At this point, I can sense a run on tight ends coming, so I’ll stick with my board and nab Bennett. I like Kelce‘s upside, but I worry that Kansas City remains a Jamaal Charles-centric offense. And I certainly worry that Thomas will take a huge fantasy hit without Peyton Manning as his quarterback.

Bennett, meanwhile, has a rapport with Jay Cutler and is an excellent option in the red zone. He’s my guy here.

At No. 65, the board tells me to take a wide receiver. And if I could predict the future, I would, knowing that on my board I can wait on Matt Stafford for another round. But in a real draft, where I have unpredictable opponents, I’m not waiting another round to get a quarterback. I’m taking Stafford here, knowing that I’ll need to later grab a very solid QB2, but also that I’ve just gotten a quarterback in the seventh round that has top-five potential.

If it’s a reach, so be it. I have a lot of peace of mind knowing I have my starters in place.

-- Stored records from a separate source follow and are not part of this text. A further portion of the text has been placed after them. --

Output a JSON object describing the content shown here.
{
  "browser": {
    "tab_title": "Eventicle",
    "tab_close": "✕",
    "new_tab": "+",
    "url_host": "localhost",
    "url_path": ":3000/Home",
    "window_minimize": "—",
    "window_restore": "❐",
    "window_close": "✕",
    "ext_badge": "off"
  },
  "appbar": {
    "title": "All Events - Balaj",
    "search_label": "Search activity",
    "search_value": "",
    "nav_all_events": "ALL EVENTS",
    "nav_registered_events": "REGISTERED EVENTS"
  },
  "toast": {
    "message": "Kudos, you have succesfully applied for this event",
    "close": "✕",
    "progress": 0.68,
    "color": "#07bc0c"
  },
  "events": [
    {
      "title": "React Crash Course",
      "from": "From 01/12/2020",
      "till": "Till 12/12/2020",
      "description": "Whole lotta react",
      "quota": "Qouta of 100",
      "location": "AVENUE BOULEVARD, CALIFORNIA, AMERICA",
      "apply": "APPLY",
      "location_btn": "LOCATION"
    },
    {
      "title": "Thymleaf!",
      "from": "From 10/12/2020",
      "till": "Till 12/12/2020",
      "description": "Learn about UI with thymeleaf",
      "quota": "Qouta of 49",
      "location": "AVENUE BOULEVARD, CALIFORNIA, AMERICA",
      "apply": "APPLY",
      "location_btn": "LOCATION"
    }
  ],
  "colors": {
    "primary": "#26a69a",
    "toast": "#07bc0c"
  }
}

At No. 76, I want the best player on the board, hopefully at wideout. I have a feeling Nelson Agholor is going to have a big rookie season in Philadelphia, playing the Jeremy Maclin role in this offense, so I’m rolling the dice on him.

At No. 85, I’m going with the best player on the board, though I’m not ready to take a QB2 just yet, so I’ll go wideout once again and take Michael Floyd, who I know might miss some time in the regular season but gives me four wideouts I feel very good about. Right now, I feel like I’m stacked to cover my flex position each week and to also survive the bye weeks.

That leaves picks No. 96. And would you look at that? I can handcuff Murray with Mathews. That’s a pretty easy decision right there.

Below, you can see some of the players I might look to fill my team out with after the first 10 rounds.

The Solid Middle-Round Values

  • Quarterback: Sam Bradford, Philadelphia Eagles; Carson Palmer, Arizona Cardinals
  • Running Back: Latavius Murray, Oakland Raiders; Joseph Randle, Dallas Cowboys
  • Wide Receiver: Jordan Matthews, Philadelphia Eagles; Brandin Cooks, New Orleans Saints; Jarvis Landry, Miami Dolphins
  • Tight End: Dwayne Allen, Indianapolis Colts; Delanie Walker, Tennessee Titans

The Sleepers

  • Quarterback: Marcus Mariota, Tennessee Titans
  • Running Back: Duke Johnson, Cleveland Browns
  • Wide Receiver: Allen Robinson, Jacksonville Jaguars
  • Tight End: Tyler Eifert, Cincinnati Bengals

The Conclusion

I hope this look into my draft mentality helps you come draft day. As always, may the fantasy points be with you!